Singapore: “Housing is a human right, not a playground for speculators.”
They made home ownership mandatory through savings schemes and hammered investors with heavy taxes on second and third properties.
The outcome? Real affordability for workers — not just profits for landlords.

Australia: “Let the market decide.”
Then opened the floodgates with super withdrawals, negative gearing, and foreign investment.
The result? Young people locked out, while property becomes a boomer ATM.
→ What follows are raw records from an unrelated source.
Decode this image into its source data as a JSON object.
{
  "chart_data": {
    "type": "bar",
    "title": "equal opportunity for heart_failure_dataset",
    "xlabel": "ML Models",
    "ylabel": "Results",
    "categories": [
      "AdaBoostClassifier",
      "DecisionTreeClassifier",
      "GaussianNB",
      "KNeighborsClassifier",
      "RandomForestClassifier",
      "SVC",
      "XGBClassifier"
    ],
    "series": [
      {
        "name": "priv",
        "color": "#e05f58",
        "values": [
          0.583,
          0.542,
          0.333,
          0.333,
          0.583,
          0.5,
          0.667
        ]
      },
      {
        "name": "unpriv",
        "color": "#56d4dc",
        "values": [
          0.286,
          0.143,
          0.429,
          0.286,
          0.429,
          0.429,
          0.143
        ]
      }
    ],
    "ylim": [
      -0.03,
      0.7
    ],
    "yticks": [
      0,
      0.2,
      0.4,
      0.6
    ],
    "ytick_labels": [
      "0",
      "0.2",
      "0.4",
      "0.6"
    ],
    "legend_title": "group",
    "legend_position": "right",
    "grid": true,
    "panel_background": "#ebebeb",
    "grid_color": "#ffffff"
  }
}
One country treats housing as shelter.
The other treats it as a wealth machine.

Guess which one has the housing crisis?
Neoliberal brainrot vs. serious policy.
Singapore wins.

#HousingCrisis #SingaporeModel #AustraliaFail #TaxTheRich #Auspol

https://www.youtube.com/watch?v=ptcNWF_iLBk

How Singapore and Australia Took Opposite Paths on Housing

YouTube

@mojo

I only got halfway through (damn ads!) but I’m afraid Eslake is right. Too many people who have managed to buy their home or are currently paying one off would be scared that real efforts to stop home prices from rising would reduce the value of their investment. That’s without even thinking about those who have additional investment properties.

I only hope that enough homeowners also care about their children, grandchildren etc to support more equitable taxation policies anyway.